During his State of the Union Address on Tuesday, President Biden spotlighted the achievement of his government in lowering the country’s deficit by an amount of $1.7 trillion. The major factors contributing to this decline were the cessation of COVID-19 stimulus payments and the increment in tax income due to inflation. On the other hand, the previous President Trump’s administration had added $6.7 trillion to the debt from fiscal years 2017 to 2020, primarily because of the COVID-19 pandemic. In the Biden administration’s first year, the debt increased by $1.5 trillion, which represents a 5.6% yearly rise.

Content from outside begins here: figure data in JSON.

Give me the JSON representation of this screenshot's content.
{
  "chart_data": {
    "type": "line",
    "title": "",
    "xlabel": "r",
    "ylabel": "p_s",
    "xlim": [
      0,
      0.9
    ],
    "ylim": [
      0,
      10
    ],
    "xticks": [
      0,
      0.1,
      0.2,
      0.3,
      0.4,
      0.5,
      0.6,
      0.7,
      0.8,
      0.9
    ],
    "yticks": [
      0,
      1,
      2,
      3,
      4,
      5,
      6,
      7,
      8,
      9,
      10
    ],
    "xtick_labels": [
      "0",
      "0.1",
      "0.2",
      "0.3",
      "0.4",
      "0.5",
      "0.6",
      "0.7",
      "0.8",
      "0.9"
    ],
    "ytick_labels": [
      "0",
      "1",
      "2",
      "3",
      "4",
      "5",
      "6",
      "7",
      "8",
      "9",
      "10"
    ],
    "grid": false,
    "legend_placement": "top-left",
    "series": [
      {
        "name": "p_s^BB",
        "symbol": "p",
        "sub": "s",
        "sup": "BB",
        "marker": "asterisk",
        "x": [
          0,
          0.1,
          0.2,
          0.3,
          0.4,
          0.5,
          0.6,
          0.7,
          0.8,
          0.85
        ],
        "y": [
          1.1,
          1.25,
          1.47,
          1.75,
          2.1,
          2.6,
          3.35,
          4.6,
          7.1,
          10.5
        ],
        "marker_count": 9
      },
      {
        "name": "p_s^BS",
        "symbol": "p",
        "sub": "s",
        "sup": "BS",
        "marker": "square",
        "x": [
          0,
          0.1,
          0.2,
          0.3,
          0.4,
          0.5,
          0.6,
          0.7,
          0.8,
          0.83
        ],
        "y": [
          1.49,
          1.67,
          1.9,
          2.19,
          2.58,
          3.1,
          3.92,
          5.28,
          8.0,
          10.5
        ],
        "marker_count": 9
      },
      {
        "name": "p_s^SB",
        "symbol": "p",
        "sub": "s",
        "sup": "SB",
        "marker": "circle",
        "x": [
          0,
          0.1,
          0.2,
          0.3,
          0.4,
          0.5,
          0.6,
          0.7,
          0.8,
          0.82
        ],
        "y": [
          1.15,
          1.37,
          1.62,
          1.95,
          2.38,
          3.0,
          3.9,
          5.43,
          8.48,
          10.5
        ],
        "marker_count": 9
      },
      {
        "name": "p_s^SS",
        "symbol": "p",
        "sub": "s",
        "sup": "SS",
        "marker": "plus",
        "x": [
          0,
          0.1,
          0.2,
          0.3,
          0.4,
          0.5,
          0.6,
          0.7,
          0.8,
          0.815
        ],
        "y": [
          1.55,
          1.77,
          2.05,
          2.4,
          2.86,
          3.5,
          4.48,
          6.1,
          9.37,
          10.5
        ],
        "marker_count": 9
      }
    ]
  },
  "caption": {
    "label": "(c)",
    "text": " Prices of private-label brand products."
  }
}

The President then urged Congress to raise the debt ceiling once more, which reached its limit of $31.4 trillion in January. He accused Republicans of intending to reduce Social Security and Medicare in the discussions to elevate the debt ceiling, but these accusations have been repudiated by House Republicans. Speaker Kevin McCarthy declared that any cuts to funding for either program are not being considered and that their focus is instead on enhancing both programs.
The President’s request for Congress to raise the debt ceiling has received a mixed response from both parties. Some Democrats support the idea of raising the debt ceiling, while Republicans are more cautious due to their emphasis on financial prudence. Nevertheless, both sides concur that Social Security and Medicare should be reinforced, not reduced.
The Biden administration’s success in reducing the national deficit is a testament to their commitment to fiscal responsibility and economic growth. The president’s call for Congress to lift the debt ceiling is an important step in continuing this progress and ensuring that Social Security and Medicare remain strong for generations to come. It will be interesting to see how both parties come together to address this issue in the coming months.